Help has arrived in the form of a new type of simulation developed by researchers at the Fraunhofer Institute for Mechanics of Materials IWM in Freiburg, Germany. “With our procedure, manufacturers of dental hygiene products can determine the cleaning effectiveness of each individual parameter in a fast, economical and reliable manner,” says IWM scientist Dr. Christian Nutto. “Unlike in real-world experiments, the individual parameters in the simulation can be easily modified — be it the size, shape and quantity of abrasive particles in a toothpaste, or the material from which they are made, or the shape and elasticity of the bristles.”

Simulated tooth brushing

Researchers can increase the scope of the experiments far beyond what is possible in real-world testing, and that makes a noticeable difference in the quality of the products. What effects do the shape and stiffness of the bristles have when brushing? How do the different abrasives or toothpaste viscosity affect the enamel, and how do they affect their intended target, the biofilm on the teeth? Simulation testing can deliver reliable answers to questions such as these, and it does so long before the manufacturer ever mixes the toothpaste.

Nutto relies on SimPARTIX simulation software developed at the IWM, which uses the Smoothed Particle Hydrodynamics (SPH) particle simulation method. “We specify characteristics for the abrasive particles such as density, shape and fill factor,” he says. Even parameters for the tooth enamel are included. The virtual toothbrush bristle is then rubbed over the tooth enamel, with the simulation providing data on how the scrubbing particles interact with the elastic bristle. It also calculates cleaning effectiveness, as well as the aggressiveness of the abrasives against the tooth enamel. Here, the team from the Powder Technology, Fluid Dynamics group can vary the speed at which the bristles pass across the enamel as well as their pressing force. The SimPARTIX team, together with the Fraunhofer Institute for Algorithms and Scientific Computing SCAI, designed an additional software tool to integrate the particle simulation into standardized simulation programs.
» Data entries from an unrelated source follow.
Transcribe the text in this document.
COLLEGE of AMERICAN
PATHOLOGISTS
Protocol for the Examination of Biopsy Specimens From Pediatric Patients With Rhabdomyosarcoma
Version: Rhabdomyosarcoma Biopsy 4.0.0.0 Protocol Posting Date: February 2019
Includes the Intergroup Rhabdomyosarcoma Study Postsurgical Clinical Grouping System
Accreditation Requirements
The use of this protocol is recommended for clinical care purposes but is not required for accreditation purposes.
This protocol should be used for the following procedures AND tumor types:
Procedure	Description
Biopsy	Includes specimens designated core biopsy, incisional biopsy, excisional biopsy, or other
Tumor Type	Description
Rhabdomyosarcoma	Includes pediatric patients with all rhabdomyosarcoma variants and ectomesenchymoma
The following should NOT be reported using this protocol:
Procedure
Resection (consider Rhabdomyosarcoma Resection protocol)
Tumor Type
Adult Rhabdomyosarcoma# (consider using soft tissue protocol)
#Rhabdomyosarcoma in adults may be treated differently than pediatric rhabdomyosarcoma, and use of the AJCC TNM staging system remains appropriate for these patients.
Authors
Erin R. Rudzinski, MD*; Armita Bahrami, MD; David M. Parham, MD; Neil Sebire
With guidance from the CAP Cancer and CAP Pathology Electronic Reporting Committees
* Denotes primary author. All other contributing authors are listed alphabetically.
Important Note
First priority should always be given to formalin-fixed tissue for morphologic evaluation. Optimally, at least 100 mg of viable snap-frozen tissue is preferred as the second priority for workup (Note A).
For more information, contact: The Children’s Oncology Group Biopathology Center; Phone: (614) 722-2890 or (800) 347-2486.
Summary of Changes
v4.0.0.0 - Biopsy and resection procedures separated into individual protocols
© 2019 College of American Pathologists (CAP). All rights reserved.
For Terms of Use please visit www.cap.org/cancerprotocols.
But do the findings correspond to reality? The comparative experiments were conducted by Dr. Andreas Kiesow and his staff at the Fraunhofer Institute for Microstructure of Materials and Systems IMWS in Halle as well as the MikroTribologie Centrum µTC in Karlsruhe. In the tests, a brush bristle was placed in a fastener and brushed at a constant speed across an artificial tooth enamel model onto which toothpaste had been applied. It was concluded that the simulation can precisely predict how the toothpaste and bristles will affect the tooth enamel. At a later stage, it will also be able to predict the effectiveness of the toothpaste and brush at removing the biofilm from teeth.

Abrasive particles are a key component of toothpastes and serve to mechanically remove plaque from the teeth. But a good toothpaste should not be overly abrasive, as over the years the friction can damage the enamel, which does not regenerate. Furthermore, this damaging effect is far more pronounced on the soft dentine. For this reason, the representative body for dentists in Germany recommends that patients with exposed root surfaces choose a toothpaste with a low abrasive effect.

About Fraunhofer

Fraunhofer identifies itself as Europe’s largest application-oriented research organization. Its research efforts are geared to people’s needs: health, security, communication, energy and the environment. The company designs products, and it improves methods and techniques.

(Source: Fraunhofer)

This article was published in Hygiene Tribune U.S. Edition, Vol. 9, No. 4, May 2016 issue.